El Obispo Mons. Samuel Jofré Giraudo ha nombrado por medio del Prot. 0006/17,  al Pbro. Carlos Ignacio Fillol como nuevo DELEGADO EPISCOPAL PARA LA EDUCACIÓN, en lugar del Pbro. Lic. Ariel Fernando Manavella, quien a fin de año renunció al cargo.

La misión del Delegado Episcopal para la Educación es acompañar todos los Institutos Diocesanos y demás Colegios Católicos de la diócesis, así como la atención de los Representantes Legales, los Directivos de los Institutos y la Junta de Educación Católica. El Padre Carlos ejercerá su nuevo oficio a partir del 07 de febrero del corriente año, por el período de tres años. Este sacerdote de nuestra diócesis se desempeña también como Párroco de la Parroquia Inmaculada Concepción de Bell Ville y asesor de la Pastoral Familiar.

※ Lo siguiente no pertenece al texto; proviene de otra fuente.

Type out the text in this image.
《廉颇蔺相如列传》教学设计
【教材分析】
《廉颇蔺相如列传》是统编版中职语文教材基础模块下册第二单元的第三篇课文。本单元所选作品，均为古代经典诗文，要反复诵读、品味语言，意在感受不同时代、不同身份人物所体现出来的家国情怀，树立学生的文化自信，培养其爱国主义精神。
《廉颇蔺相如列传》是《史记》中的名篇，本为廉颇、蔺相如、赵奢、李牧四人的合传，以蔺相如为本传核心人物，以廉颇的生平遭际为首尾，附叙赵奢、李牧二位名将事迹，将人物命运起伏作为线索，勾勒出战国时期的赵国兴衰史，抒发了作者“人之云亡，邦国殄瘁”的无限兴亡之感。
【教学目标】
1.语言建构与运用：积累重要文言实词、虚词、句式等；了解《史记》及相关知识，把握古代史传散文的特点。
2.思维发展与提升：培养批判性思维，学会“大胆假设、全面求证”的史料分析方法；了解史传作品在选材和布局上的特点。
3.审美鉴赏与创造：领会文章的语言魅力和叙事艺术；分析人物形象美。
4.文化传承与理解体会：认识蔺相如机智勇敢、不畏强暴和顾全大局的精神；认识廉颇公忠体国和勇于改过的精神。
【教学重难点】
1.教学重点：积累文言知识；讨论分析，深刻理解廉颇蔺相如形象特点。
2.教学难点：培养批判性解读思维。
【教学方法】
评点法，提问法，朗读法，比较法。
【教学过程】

El renunciante al oficio, el Padre Ariel, comunicó en una carta dirigida a los representantes legales y directivos de las instituciones educativas vinculadas a la Junta de Educación Católica de la diócesis que su decisión tiene como motivo fundamental su traslado a la diócesis de Oberá, en la provincia de Misiones, en la que cooperará con la tarea pastoral de Mons. Damián Bitar, obispo titular de la diócesis, que fue durante muchos años sacerdote de nuestra diócesis hasta su nombramiento y ordenación episcopal.

Acompañemos con nuestra oración al Padre Ariel y al Padre Carlos en sus nuevos oficios y destinos pastorales.

La asunción del oficio

En presencia del Sr. Obispo, de integrantes de la Junta de Educación Católica de la diócesis, de algunos sacerdotes y de los empleados de la Curia, el Padre Carlos realizó hoy, 7 de febrero, su profesión de fe y juramento de fidelidad al asumir el cargo.

Luego del momento protocolar, nuestro Obispo se dirigió a los presentes, reconociendo y agradeciendo la tarea del Padre Ariel, e invitando al Padre Carlos a sumarse al equipo de trabajo del Obispado, al mismo tiempo que agradeció a todos los que allí trabajan por el “buen espíritu” que reina en la Curia diocesana.

Posteriormente, el Padre Carlos agradeció a Mons. Samuel el gesto de confianza al contar con él para esta tarea, y si bien dijo estar contento con poder colaborar con este ministerio para “mayor gloria de Dios al servicio de la Iglesia”, también manifestó estar dolido a su vez por tener que hacerlo reemplazando al Padre Ariel, quien ejercerá su ministerio sacerdotal en la diócesis de Oberá.

Finalmente, el Padre Ariel también dirigió unas palabras. Recordó que al llegar a la diócesis luego de sus estudios en Roma, aceptó el pedido de nuestro Obispo, pero tenía presente que la misión que se le encomendaba era compleja, y que, con el paso del tiempo pudo descubrirla como una tarea maravillosa. Agradeció a la secretaria de la Junta, Soledad Morra, por su labor cotidiana, e invitó a valorar la entrega de los directivos y docentes, que son los que “llevan la historia de nuestras instituciones”.